Renren — The Facebook of China — Raises $743 Million

By Kenna McHugh Comment

Shares of the Chinese social networking site Renren surged on their trading debut in New York on Wednesday. The company raised $743 million from the offering.

Renren has been called China’s answer to Facebook and is one of the few publicly traded social networking sites and the latest symbol of China’s soaring Internet sector. It is the largest social network in the country that has users’ real identities, with over 117 million users. Renren also has a daily deal site called Nuomi.

Interestingly, China has the world’s largest number of Internet users; roughly 457 million compared to Facebook’s 600 million. In recent years, the country has had explosive growth in social networking and microblogging services.

In the past year, shares soared for two other Chinese Internet companies, Dangdang, an online retailer, and Youku, a video site, after they listed in the United States. We must realize, like Renren, these Internet companies fully cooperate with the regime’s censorship and continued repression of free speech. Yet, the networks list in the US market. Whereas US Google was banned in China, its stock has not fared well since.

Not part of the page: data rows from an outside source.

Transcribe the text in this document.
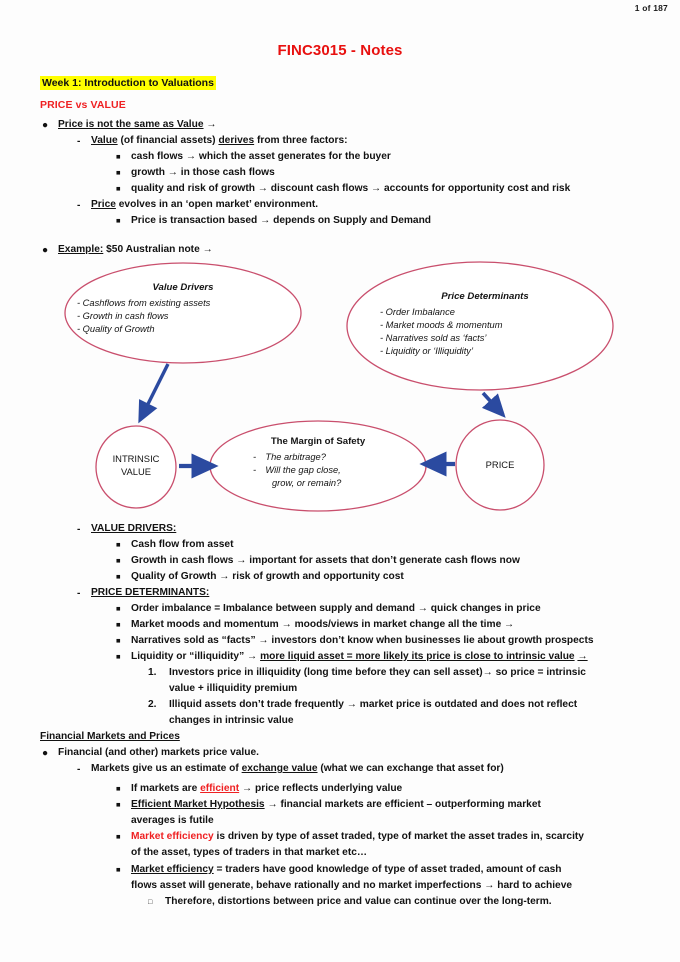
1 of 187
FINC3015 - Notes
Week 1: Introduction to Valuations
PRICE vs VALUE
● Price is not the same as Value →
- Value (of financial assets) derives from three factors:
■ cash flows → which the asset generates for the buyer
■ growth → in those cash flows
■ quality and risk of growth → discount cash flows → accounts for opportunity cost and risk
- Price evolves in an ‘open market’ environment.
■ Price is transaction based → depends on Supply and Demand
● Example: $50 Australian note →
Value Drivers
- Cashflows from existing assets
- Growth in cash flows
- Quality of Growth
Price Determinants
- Order Imbalance
- Market moods & momentum
- Narratives sold as ‘facts’
- Liquidity or ‘Illiquidity’
INTRINSIC
VALUE
PRICE
The Margin of Safety
- The arbitrage?
- Will the gap close,
grow, or remain?
- VALUE DRIVERS:
■ Cash flow from asset
■ Growth in cash flows → important for assets that don’t generate cash flows now
■ Quality of Growth → risk of growth and opportunity cost
- PRICE DETERMINANTS:
■ Order imbalance = Imbalance between supply and demand → quick changes in price
■ Market moods and momentum → moods/views in market change all the time →
■ Narratives sold as “facts” → investors don’t know when businesses lie about growth prospects
■ Liquidity or “illiquidity” → more liquid asset = more likely its price is close to intrinsic value →
1. Investors price in illiquidity (long time before they can sell asset)→ so price = intrinsic
value + illiquidity premium
2. Illiquid assets don’t trade frequently → market price is outdated and does not reflect
changes in intrinsic value
Financial Markets and Prices
● Financial (and other) markets price value.
- Markets give us an estimate of exchange value (what we can exchange that asset for)
■ If markets are efficient → price reflects underlying value
■ Efficient Market Hypothesis → financial markets are efficient – outperforming market
averages is futile
■ Market efficiency is driven by type of asset traded, type of market the asset trades in, scarcity
of the asset, types of traders in that market etc…
■ Market efficiency = traders have good knowledge of type of asset traded, amount of cash
flows asset will generate, behave rationally and no market imperfections → hard to achieve
□ Therefore, distortions between price and value can continue over the long-term.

It is obvious that investors know the value of China’s social media. There are three other big Internet companies from China on the US market as well: Alibaba, Baidu and Tencent. The market value of Baidu is nearly $50 billion on the Nasdaq. Recently, the company’s chief executive, Robin Li, was named the richest person in China.

David Chao, a general partner of the venture capital firm DCM, which owns 7.5 percent of Renren, said in an interview, “If you accept the thesis that China is the world’s largest Internet market by number of users and that it will soon become the second-largest media market in the world, then the valuations for the market leaders in each segment of the Internet space — if they can maintain their position long term — are justified.”

Obviously, Google was smart to try and get a foothold in the Internet market in China. Perhaps, the company will be able to return after careful negotiations about free speech.